Last March when the Great Plague was upon us, nearly every industry, in nearly every country in the world, practically shut down.

And many businesses went bust, never to return.

Eighteen months later businesses have largely reopened. But like my old computer, the reboot process has been riddled with critical errors and system failures.

For example, right now there are countless businesses in industries from retail to manufacturing that are experiencing severe labor shortages. Supply chains around the world are breaking down, resulting in product shortages and major transportation bottlenecks.

The end result of this dumpster fire is that prices are soaring. And I wanted to spend some time today connecting the dots to help explain some of these important trends.
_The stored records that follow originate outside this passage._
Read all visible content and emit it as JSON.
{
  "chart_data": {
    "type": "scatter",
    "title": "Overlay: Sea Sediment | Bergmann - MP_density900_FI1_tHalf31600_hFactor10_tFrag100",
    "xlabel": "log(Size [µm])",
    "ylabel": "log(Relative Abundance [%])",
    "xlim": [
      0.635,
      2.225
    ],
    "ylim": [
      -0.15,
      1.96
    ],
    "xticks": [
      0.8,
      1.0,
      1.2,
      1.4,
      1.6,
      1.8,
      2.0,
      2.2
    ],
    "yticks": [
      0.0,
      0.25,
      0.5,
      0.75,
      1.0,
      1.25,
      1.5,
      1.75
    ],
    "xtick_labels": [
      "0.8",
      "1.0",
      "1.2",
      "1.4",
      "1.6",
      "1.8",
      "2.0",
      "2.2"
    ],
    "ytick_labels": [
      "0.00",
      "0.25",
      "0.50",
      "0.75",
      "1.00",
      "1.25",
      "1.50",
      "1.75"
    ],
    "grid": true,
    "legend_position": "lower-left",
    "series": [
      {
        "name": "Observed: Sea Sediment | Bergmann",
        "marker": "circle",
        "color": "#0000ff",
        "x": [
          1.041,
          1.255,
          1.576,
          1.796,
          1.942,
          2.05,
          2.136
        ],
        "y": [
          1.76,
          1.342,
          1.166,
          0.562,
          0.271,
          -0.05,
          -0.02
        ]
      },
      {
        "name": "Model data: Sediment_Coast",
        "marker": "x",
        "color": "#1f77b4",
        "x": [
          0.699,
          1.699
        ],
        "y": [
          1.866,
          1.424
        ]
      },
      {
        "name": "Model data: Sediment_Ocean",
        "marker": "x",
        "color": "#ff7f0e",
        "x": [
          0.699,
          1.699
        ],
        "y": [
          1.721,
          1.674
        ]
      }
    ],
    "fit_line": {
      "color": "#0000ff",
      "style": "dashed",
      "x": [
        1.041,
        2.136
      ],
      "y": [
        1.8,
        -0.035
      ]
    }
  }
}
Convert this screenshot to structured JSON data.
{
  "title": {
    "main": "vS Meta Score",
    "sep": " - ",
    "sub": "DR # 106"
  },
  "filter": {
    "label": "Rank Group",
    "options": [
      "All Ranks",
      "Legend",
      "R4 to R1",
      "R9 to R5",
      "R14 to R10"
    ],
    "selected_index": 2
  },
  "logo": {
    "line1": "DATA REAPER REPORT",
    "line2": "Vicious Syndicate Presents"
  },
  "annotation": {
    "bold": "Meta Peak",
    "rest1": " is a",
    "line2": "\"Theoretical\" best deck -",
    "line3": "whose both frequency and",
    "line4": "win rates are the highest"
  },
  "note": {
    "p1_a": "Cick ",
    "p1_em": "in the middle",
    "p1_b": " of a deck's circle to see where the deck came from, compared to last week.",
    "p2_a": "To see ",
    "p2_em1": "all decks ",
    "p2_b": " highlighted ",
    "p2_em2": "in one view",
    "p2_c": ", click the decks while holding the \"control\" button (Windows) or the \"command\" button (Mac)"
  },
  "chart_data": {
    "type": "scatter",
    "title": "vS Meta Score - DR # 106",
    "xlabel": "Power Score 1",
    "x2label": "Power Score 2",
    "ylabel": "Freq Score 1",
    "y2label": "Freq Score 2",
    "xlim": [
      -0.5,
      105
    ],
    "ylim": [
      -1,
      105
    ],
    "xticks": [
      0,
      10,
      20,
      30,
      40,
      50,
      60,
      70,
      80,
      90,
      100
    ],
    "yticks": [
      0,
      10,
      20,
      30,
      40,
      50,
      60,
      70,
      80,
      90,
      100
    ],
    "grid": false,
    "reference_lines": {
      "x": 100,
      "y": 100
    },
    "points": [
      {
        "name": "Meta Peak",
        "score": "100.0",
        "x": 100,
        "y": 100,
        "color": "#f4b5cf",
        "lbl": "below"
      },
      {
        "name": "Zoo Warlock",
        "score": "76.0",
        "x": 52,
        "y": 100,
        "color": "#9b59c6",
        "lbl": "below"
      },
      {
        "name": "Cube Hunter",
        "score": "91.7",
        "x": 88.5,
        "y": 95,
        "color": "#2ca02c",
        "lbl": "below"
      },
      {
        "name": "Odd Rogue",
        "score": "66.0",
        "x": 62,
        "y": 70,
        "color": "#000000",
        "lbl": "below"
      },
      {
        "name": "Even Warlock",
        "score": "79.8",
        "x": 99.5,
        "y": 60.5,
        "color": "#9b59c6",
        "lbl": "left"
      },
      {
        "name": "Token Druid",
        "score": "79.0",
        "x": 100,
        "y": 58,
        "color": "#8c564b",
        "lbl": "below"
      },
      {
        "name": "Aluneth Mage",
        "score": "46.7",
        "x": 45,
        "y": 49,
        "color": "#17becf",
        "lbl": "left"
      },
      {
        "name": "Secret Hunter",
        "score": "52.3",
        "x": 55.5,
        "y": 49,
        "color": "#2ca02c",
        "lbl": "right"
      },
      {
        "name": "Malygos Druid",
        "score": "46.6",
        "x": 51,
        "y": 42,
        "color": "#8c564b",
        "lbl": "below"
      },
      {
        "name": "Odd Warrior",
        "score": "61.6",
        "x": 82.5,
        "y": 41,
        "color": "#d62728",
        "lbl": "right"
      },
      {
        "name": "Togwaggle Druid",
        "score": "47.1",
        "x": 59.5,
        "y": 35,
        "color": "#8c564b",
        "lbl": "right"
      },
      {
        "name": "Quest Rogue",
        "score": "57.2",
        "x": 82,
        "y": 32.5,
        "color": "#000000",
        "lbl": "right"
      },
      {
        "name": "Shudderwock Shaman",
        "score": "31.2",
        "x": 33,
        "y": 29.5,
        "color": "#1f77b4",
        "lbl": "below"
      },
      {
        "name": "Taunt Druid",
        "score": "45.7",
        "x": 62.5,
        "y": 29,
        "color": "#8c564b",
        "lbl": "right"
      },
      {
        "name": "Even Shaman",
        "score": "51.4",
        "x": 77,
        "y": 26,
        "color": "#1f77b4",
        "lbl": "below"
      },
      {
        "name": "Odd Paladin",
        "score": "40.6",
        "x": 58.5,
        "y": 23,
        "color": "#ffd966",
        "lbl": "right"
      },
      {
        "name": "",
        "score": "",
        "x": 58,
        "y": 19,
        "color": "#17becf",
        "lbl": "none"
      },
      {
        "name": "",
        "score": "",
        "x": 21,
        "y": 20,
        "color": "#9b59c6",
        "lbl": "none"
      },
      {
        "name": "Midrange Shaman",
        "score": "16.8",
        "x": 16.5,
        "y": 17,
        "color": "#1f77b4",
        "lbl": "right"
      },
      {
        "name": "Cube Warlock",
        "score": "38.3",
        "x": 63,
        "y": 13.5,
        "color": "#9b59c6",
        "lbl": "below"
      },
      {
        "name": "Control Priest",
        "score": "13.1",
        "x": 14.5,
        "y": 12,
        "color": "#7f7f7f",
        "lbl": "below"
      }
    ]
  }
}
Let’s go back to last March again when everything shut down. You probably recall that dozens of large companies declared bankruptcy, like Nieman Marcus, GNC, JC Penny, etc.

But there were other companies that went bust which most people have probably never heard of. They were in more mundane, less sexy industries... like corrugated paper and wood pulp.
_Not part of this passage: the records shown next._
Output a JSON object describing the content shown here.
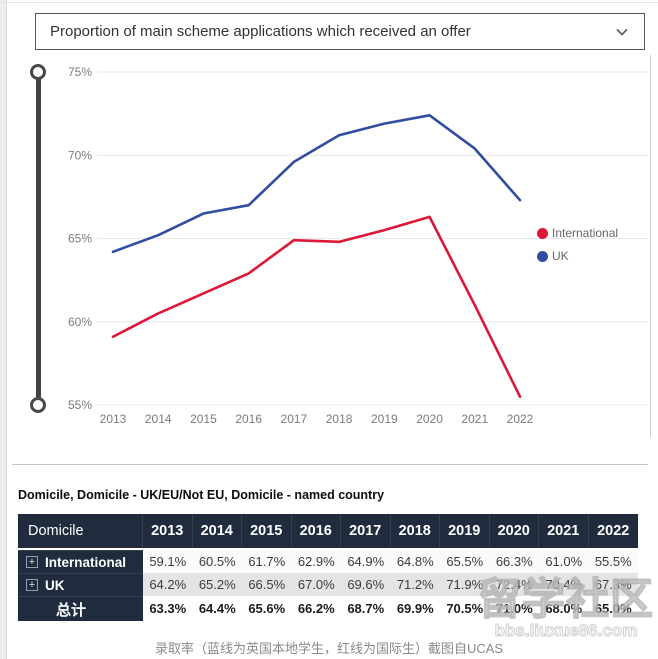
{
  "dropdown": {
    "title": "Proportion of main scheme applications which received an offer"
  },
  "chart_data": {
    "type": "line",
    "title": "Proportion of main scheme applications which received an offer",
    "x": [
      "2013",
      "2014",
      "2015",
      "2016",
      "2017",
      "2018",
      "2019",
      "2020",
      "2021",
      "2022"
    ],
    "series": [
      {
        "name": "International",
        "color": "#dd1738",
        "values": [
          59.1,
          60.5,
          61.7,
          62.9,
          64.9,
          64.8,
          65.5,
          66.3,
          61.0,
          55.5
        ]
      },
      {
        "name": "UK",
        "color": "#2f4ea0",
        "values": [
          64.2,
          65.2,
          66.5,
          67.0,
          69.6,
          71.2,
          71.9,
          72.4,
          70.4,
          67.3
        ]
      }
    ],
    "xlabel": "",
    "ylabel": "",
    "ylim": [
      55,
      75
    ],
    "yticks": [
      {
        "v": 75,
        "label": "75%"
      },
      {
        "v": 70,
        "label": "70%"
      },
      {
        "v": 65,
        "label": "65%"
      },
      {
        "v": 60,
        "label": "60%"
      },
      {
        "v": 55,
        "label": "55%"
      }
    ],
    "grid": true,
    "legend_position": "right"
  },
  "table": {
    "title": "Domicile, Domicile - UK/EU/Not EU, Domicile - named country",
    "corner_header": "Domicile",
    "columns": [
      "2013",
      "2014",
      "2015",
      "2016",
      "2017",
      "2018",
      "2019",
      "2020",
      "2021",
      "2022"
    ],
    "expand_glyph": "+",
    "rows": [
      {
        "label": "International",
        "expandable": true,
        "total": false,
        "values": [
          "59.1%",
          "60.5%",
          "61.7%",
          "62.9%",
          "64.9%",
          "64.8%",
          "65.5%",
          "66.3%",
          "61.0%",
          "55.5%"
        ]
      },
      {
        "label": "UK",
        "expandable": true,
        "total": false,
        "values": [
          "64.2%",
          "65.2%",
          "66.5%",
          "67.0%",
          "69.6%",
          "71.2%",
          "71.9%",
          "72.4%",
          "70.4%",
          "67.3%"
        ]
      },
      {
        "label": "总计",
        "expandable": false,
        "total": true,
        "values": [
          "63.3%",
          "64.4%",
          "65.6%",
          "66.2%",
          "68.7%",
          "69.9%",
          "70.5%",
          "71.0%",
          "68.0%",
          "65.0%"
        ]
      }
    ]
  },
  "watermark": {
    "line1": "留学社区",
    "line2": "bbs.liuxue86.com"
  },
  "caption": "录取率（蓝线为英国本地学生，红线为国际生）截图自UCAS",
  "colors": {
    "international": "#dd1738",
    "uk": "#2f4ea0",
    "table_header_bg": "#202c3e",
    "row_alt_bg": "#e4e4e4",
    "grid_line": "#e9e9e9",
    "axis_text": "#7b7b7b"
  }
}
Yet while their demise was hardly noticed, it turns out they would have a significant impact on the global economy.

Posted by:Besoeker

#8  Shortages at the same time the Dims are bringing in 100's of thousands of more people.
Posted by: Blackbeard Barnsmell6454   2021-10-12 23:39  

#7  Inflation feeds the middleman.
Posted by: Skidmark   2021-10-12 23:12  

#6  I just popped in to my local Kroger grocery to get a few things. A three pound chub of 80% lean ground beef, which I recall costing about $6 on sale a year ago, is now $9.99 on sale against a regular price of $13.49.
Posted by: trailing wife   2021-10-12 13:55  

#5  Very surprising. Not at all what we expected. Shocked, I tell you.
Posted by: Jay Powell King of the Clueless   2021-10-12 10:48  

#4  Bizarre.

I was assured by the smartest that businesses just go into some sort of hibernation to emerge seven years later and reproduce. And if they don't, 'eff them, they didn't deserve to exist anyways.

You want to see fucked, wait until the cattle producers get ran out of town. We're talking trucking, grain producers, all the industries which rely on the harvest of cows and that is much more than cheeseburgers and baseball gloves, the explosion of food prices due to decreased supply, and that includes your pet foods too which may lead to the re-imagining, to use the current parlance, of what a pet is.
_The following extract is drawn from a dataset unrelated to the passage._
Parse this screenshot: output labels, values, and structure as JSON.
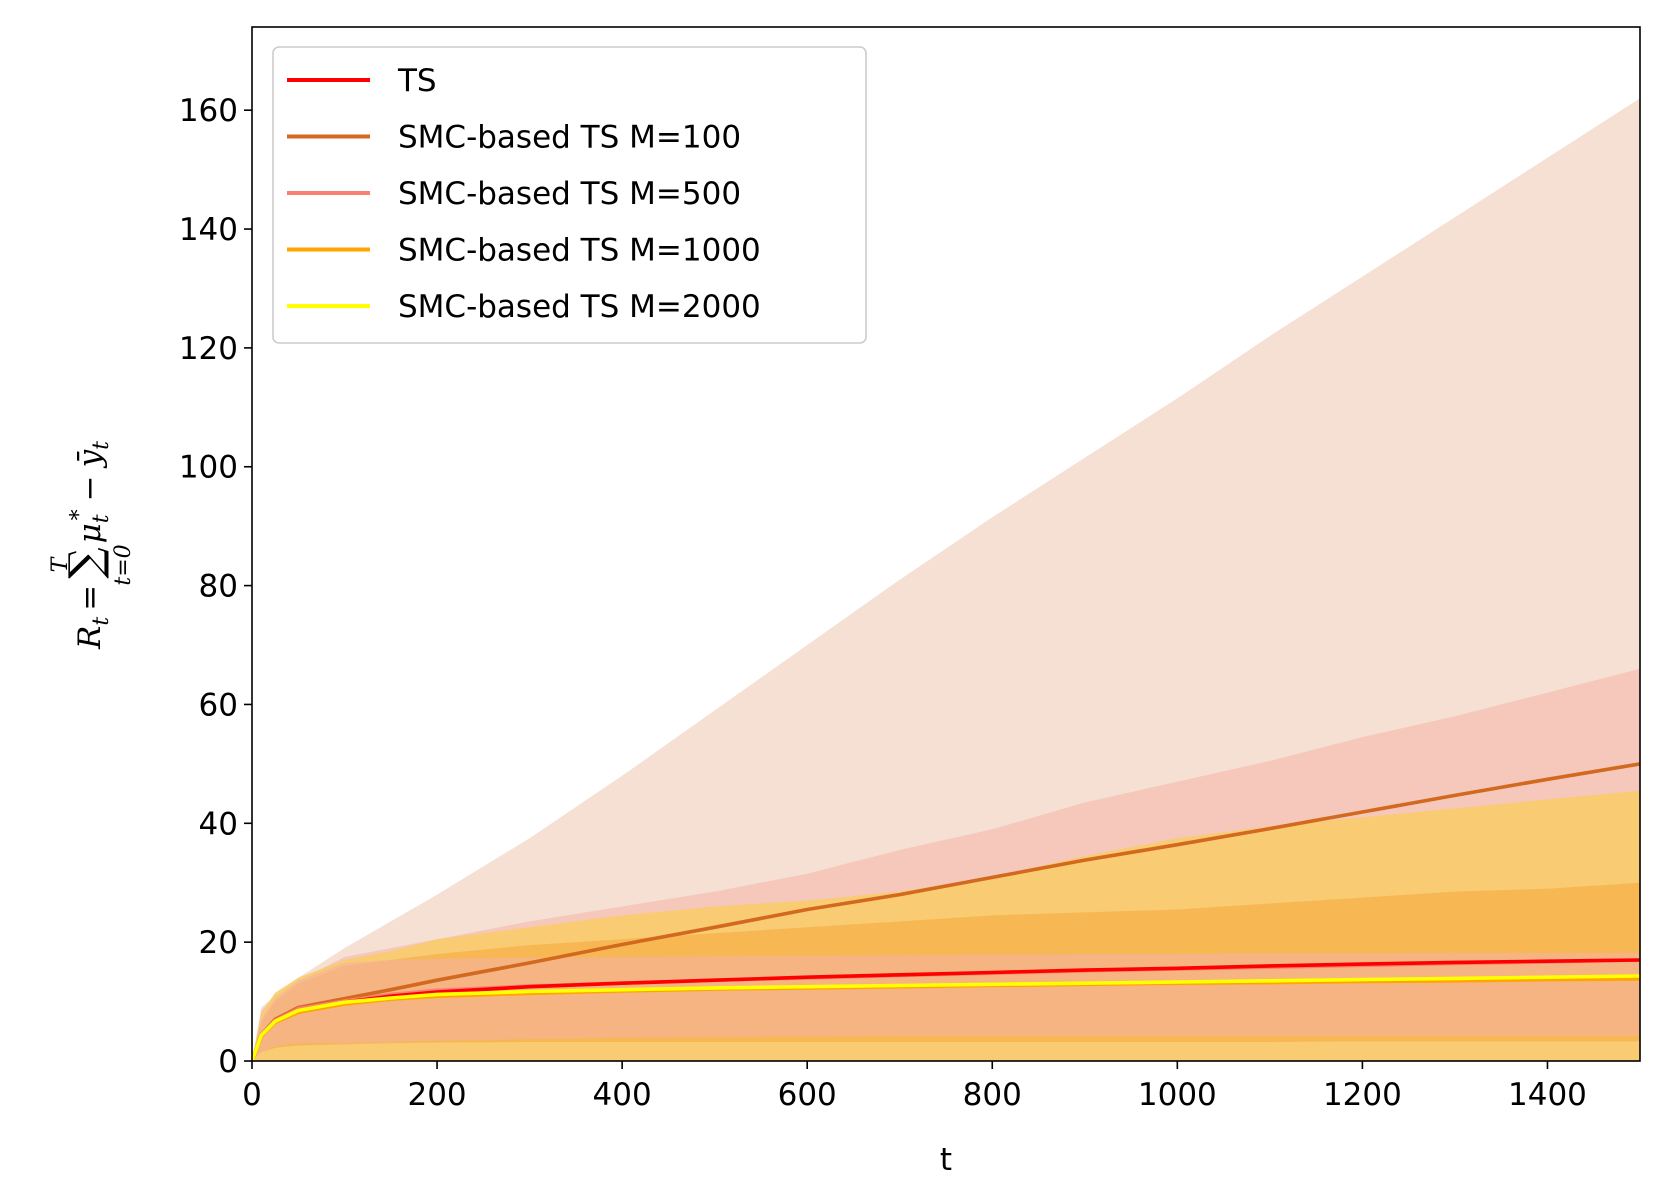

It isn't a trade where 6 months in an intense vo-tech re-trains a generation back into cattle raising because that was a mistake. We're talking at least ten years for an 'emergency turnaround'.

Better learn to eat bugs. They will be everywhere and just as soon eat you. Meanwhile, if you are a congressional trillionaire, you'll get your wagyu Swedish meatballs all over your face.
Posted by: swksvolFF   2021-10-12 10:38  

#3  Cause socialist don't really understand any economies other than their cherished 'command economy'. It's not like a light switch you can turn off and turn back on, that's their belief that you can. Europe was shut down 1939-45 and it took them decades before they really recovered. It's going to take a long time to get it going again now, but constant governmental interference, regulating and removing more capital out of the system through higher taxes will delay or obstruct any recovery.
Posted by: Procopius2k   2021-10-12 07:40  

#2  

Comparing some old notes for my 1991 original Test Bed. I was reminded I once paid $299 for a Seagate ST-251 40MB HD and I can now purchase a 8TB drive for just under $200 today.

My Kmart C-64 put me back over $250, and my Leading Edge Model D PC 512kb (DOS2.11) with monitor at SAM Wholesale was $1195.

Now I can purchase basic LCD HP laptops with 4gb ram starting around $240.


But
I have also noticed double digit percentage increases over the last few months at Wally World.

For every thing from bread, can goods, meats, common size clothing and Shoes. I am seeing a more empty Shelf spaces at the 4 area stores we wonder around in each week.
Posted by: NN2N1   2021-10-12 07:40  

#1  Sometimes I think that computer is a great metaphor for the global economy.

Except the computer had 64 bits of floating point precision.